I can posit some reasons that, to accept them as true or probable, don't strain credulity or bid one to ascribe to political conspiracy theories; however, I haven't access to the materials that show them as among the existential reasons applied by USIC operatives then working on the case. Some of those reasons are:
- Because at the time, he, along with damn near everyone on his team, unlike Sen. Feinstein, didn't have a security clearance. The senator's having for decades earned a top secret security clearance and demonstrated fitting degrees of restraint and prudential judgment and discretion, if nothing else, rightly accorded her the basic presumption of not being involved in any untoward behavior in which the suspected aide may have been involved.

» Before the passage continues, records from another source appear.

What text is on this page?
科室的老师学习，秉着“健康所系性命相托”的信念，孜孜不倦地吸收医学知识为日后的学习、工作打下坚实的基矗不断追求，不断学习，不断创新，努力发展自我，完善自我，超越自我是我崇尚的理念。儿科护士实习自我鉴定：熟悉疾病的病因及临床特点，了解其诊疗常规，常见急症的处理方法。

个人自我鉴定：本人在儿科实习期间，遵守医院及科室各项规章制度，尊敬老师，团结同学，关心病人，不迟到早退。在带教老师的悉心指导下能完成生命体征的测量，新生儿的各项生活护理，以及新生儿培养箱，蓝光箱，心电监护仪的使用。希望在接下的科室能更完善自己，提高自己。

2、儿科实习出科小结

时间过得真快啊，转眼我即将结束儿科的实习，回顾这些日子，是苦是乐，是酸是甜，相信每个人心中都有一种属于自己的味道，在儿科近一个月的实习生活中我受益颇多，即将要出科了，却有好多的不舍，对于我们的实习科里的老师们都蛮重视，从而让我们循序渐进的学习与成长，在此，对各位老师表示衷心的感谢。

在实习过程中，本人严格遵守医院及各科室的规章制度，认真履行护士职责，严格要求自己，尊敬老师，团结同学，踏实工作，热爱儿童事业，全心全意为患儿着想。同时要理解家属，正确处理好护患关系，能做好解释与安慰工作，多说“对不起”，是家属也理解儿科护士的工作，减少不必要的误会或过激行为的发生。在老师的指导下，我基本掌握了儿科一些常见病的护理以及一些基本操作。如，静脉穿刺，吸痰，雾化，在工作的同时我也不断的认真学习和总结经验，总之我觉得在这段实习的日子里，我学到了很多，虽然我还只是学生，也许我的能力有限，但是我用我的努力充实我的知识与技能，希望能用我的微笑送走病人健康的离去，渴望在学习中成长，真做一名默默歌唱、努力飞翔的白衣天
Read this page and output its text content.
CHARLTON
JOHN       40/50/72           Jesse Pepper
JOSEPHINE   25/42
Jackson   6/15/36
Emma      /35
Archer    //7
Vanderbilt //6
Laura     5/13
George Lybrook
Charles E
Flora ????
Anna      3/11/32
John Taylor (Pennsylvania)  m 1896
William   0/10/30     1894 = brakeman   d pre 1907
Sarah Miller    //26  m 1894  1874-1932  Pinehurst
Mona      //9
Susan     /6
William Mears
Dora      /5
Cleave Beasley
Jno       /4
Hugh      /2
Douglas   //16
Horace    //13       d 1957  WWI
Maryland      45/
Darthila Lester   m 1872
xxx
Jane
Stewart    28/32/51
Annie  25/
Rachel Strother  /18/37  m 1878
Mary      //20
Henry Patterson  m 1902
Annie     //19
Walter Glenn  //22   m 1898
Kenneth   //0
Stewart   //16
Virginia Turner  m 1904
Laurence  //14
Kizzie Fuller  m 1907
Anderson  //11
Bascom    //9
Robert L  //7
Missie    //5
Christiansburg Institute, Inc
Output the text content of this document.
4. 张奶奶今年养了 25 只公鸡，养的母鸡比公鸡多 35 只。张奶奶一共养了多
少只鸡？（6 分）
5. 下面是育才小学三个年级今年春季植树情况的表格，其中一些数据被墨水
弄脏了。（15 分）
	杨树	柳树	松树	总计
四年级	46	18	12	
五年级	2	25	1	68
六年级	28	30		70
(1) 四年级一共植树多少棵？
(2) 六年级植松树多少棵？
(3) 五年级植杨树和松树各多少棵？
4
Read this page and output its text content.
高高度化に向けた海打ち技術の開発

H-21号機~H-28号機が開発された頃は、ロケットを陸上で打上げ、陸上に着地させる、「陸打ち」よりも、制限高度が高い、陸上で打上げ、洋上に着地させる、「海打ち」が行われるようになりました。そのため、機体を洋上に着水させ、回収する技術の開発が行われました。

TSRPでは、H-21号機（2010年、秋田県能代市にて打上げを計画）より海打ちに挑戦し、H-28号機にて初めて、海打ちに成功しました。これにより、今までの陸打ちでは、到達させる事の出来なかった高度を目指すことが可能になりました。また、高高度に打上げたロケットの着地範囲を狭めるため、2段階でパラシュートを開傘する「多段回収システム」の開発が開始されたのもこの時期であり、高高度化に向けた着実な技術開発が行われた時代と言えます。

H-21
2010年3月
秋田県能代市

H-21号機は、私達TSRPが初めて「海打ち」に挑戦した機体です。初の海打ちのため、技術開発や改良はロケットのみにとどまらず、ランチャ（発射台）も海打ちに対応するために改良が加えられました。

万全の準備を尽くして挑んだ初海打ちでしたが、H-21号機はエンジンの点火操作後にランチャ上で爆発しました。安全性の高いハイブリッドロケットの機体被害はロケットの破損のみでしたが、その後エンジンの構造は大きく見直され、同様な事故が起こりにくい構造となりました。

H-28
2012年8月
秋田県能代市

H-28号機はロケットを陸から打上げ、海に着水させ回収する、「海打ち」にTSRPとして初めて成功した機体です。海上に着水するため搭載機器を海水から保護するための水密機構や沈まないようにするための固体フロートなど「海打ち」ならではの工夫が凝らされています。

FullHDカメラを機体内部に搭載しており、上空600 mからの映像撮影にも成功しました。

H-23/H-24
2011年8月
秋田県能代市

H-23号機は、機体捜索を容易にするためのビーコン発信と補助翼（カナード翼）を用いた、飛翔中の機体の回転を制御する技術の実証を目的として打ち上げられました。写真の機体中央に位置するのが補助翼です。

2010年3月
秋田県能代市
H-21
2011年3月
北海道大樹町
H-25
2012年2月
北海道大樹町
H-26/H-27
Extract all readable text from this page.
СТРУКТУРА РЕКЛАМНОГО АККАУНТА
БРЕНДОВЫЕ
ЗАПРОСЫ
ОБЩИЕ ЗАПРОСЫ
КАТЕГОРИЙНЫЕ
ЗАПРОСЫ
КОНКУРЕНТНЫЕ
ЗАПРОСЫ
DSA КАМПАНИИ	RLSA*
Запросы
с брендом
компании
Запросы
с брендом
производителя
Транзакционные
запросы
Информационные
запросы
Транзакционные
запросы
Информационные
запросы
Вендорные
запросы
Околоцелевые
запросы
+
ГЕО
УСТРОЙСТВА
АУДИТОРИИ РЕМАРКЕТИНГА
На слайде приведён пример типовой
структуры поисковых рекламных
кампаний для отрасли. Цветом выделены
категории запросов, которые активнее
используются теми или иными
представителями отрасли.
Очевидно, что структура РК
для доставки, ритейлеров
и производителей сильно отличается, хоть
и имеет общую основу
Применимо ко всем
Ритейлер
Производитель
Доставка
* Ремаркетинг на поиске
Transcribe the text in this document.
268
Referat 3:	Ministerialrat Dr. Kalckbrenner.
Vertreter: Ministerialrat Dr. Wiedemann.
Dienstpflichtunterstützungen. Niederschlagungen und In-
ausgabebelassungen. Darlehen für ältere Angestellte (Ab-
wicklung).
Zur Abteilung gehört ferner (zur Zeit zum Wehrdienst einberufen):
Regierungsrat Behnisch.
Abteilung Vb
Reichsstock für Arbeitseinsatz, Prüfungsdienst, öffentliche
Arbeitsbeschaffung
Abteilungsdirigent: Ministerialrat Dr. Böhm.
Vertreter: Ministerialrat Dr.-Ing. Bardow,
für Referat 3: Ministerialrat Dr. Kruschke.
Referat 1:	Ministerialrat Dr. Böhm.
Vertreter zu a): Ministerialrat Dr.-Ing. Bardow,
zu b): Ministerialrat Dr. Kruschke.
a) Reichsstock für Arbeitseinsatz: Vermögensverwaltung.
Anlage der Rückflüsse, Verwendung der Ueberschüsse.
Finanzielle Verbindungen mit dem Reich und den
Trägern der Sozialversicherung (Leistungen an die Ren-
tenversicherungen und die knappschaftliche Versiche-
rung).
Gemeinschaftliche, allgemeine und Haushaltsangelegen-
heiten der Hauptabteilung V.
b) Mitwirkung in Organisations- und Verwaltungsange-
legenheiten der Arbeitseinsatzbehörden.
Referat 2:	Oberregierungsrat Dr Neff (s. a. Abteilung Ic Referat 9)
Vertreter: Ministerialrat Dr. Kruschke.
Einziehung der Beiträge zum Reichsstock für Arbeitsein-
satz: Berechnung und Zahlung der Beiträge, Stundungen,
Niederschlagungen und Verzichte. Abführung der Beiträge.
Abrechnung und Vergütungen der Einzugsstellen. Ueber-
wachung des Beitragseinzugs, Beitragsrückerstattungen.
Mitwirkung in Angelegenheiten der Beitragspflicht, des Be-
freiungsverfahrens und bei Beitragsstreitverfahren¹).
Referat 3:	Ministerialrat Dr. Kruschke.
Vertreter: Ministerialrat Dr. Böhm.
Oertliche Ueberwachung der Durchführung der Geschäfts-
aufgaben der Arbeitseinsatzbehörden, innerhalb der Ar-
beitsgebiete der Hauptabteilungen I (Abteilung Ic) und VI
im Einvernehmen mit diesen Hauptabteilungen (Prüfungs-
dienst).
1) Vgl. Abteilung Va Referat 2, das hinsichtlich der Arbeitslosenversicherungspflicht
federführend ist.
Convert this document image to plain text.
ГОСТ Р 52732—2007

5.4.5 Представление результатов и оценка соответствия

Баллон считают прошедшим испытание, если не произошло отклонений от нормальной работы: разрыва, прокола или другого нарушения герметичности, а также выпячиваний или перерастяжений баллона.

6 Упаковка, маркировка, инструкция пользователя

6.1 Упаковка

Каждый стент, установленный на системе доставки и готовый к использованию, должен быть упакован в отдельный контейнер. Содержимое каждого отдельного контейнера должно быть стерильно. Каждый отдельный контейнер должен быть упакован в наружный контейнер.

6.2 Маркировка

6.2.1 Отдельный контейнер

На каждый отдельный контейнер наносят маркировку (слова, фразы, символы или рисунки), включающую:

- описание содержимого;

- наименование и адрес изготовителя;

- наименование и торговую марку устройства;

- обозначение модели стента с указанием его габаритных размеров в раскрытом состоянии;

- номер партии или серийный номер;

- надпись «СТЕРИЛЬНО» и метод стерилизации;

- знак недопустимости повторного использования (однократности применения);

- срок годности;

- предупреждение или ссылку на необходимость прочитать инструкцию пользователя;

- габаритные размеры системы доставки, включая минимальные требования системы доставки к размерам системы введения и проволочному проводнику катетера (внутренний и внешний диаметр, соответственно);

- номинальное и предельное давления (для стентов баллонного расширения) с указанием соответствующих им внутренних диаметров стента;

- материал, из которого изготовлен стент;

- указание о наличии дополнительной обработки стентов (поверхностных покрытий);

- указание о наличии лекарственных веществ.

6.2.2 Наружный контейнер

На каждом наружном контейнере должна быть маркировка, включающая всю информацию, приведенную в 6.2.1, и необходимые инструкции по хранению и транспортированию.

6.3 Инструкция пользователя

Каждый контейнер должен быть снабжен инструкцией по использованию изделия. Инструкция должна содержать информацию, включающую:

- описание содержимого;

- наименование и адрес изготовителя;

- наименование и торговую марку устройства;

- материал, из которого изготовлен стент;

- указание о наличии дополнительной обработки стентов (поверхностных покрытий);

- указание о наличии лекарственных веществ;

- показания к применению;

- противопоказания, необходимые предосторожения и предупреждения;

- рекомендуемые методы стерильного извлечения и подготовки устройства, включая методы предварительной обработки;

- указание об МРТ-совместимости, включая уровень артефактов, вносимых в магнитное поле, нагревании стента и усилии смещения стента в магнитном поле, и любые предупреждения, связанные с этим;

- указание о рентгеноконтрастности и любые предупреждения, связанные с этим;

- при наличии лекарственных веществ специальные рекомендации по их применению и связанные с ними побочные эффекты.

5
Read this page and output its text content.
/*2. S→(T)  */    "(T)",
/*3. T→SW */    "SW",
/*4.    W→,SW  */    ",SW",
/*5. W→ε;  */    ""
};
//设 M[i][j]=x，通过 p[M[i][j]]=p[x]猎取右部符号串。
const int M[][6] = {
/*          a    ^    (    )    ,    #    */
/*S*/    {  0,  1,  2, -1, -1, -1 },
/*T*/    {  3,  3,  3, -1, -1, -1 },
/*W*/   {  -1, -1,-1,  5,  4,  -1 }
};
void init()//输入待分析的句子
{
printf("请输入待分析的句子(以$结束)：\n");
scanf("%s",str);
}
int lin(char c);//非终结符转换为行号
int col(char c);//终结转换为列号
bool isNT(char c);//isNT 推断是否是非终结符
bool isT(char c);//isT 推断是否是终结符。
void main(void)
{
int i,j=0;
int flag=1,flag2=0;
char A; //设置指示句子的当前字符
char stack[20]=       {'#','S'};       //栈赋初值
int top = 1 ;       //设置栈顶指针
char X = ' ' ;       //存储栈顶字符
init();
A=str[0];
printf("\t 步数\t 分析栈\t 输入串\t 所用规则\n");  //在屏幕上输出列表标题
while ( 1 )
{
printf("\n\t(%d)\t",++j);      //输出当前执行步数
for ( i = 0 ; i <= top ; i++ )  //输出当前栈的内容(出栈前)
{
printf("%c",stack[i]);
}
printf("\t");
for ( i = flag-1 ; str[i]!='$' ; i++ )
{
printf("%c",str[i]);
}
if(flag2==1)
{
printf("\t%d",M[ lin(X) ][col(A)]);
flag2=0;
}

- AFAIK, the only Trump campaign team member who'd, comparably to Sen. Feinstein, showed himself equally above reproach was Jeff Sessions.
- Because Sen. Feinstein was on the Senate Intel. Cmte. and was thus, like every other senator on that committee, a member of the USIC, whereas almost nobody on the Trump campaign team, and certainly not Trump, was a member of the USIC.
- Because Sen. Feinstein was on the Senate Intel Cmte. and her aide in question thus had at least proximate access to USIC information, something almost nobody on the Trump campaign, and certainly not Trump himself, had access to; thus the senator had a need to know.
- Because they were unsure of the nature and extent of Trump's personal involvement and/or complicity with unlawful Russian activity.